There is hope of recouping some of that cost, as Port Authority Executive Director David Kooris explained during an interview. NEO, which owns the offshore areas in which the wind farms will be built, will pay the state $2 million a year, and Gateway, which manages the state pier on behalf of the Port Authority, will pay back a portion of its revenue once the operation is up and running.
“In addition to that, it is our expectation that there will be times when Ørsted does not have an active wind project utilizing the facility,” Kooris said. “In those situations, they will seek out other wind developers to use the facility. If that does happen, we expect that there would
be significant revenue from that and so there’s a mechanism whereby we share that revenue with NEO.”
The first wind project, which had been expected to be operational this year, will consist of 12 turbines supplying energy to 70,000 homes on Long Island’s south fork.
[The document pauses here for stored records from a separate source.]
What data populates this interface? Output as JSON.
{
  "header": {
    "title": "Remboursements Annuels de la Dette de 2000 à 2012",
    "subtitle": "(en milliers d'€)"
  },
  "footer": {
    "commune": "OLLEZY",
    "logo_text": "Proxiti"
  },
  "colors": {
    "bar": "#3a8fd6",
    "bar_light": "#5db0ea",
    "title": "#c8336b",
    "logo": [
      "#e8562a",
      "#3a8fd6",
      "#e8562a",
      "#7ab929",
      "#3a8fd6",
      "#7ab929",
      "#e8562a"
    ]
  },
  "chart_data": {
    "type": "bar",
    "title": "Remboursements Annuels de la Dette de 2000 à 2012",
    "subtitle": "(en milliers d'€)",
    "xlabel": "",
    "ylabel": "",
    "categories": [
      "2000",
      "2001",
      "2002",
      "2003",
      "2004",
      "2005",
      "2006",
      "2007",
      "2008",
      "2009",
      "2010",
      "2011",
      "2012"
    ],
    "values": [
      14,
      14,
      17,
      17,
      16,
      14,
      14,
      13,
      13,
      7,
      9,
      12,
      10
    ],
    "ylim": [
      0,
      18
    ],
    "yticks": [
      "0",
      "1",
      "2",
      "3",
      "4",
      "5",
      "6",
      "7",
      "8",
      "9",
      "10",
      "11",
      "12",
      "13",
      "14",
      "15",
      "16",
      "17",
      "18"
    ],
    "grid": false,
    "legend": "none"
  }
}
Two years later, another 65 turbines are expected to provide energy to 350,000 homes in Connecticut and Rhode Island. Another 84 turbines should go operational that year, providing energy to 600,000 homes in New York state. The state pier would act as a staging ground for all those projects during both construction and operation.
Cheeseman said that during a Tuesday morning call between the Port Authority and a bipartisan group of lawmakers
that “there were some general comments about difficulties, things that were unanticipated.”
Hammond said Tuesday that the cost increases were intended to cover work on a foundation wall, the pier’s heavy-lift platform, “and all of this work is scheduled to be completed by October, leaving only dredging in late fall.”
Eversource announced last week its intention to sell its share of the three offshore wind farms to Ørsted, but Kooris said “it has no bearing on us or our partnership.”
“We certainly view it as positive given Ørsted’s history in the industry and see no downsides associated with it whatsoever,” he told the board.
Seabury Maritime, a contractor on the project, was recently fined $10,000 by the Office of
State Ethics for undisclosed lobbying before the Connecticut Port Authority. It’s the second such fine imposed on Seabury in two years.
Seabury and the Port Authority are also reportedly the subject of a federal investigation into its 2018 selection of Gateway as manager of the pier on behalf of the Port Authority.
Seabury Capital, which owns Seabury Maritime, was paid $700,000, including a $523,000 “success” fee for choosing Gateway, three months after Henry Juan III of Greenwich, a managing director at Seabury, had resigned from the Port Authority board.
When asked earlier this year if he was concerned about the investigation, Hammond said, “We’re concerned but not constrained.”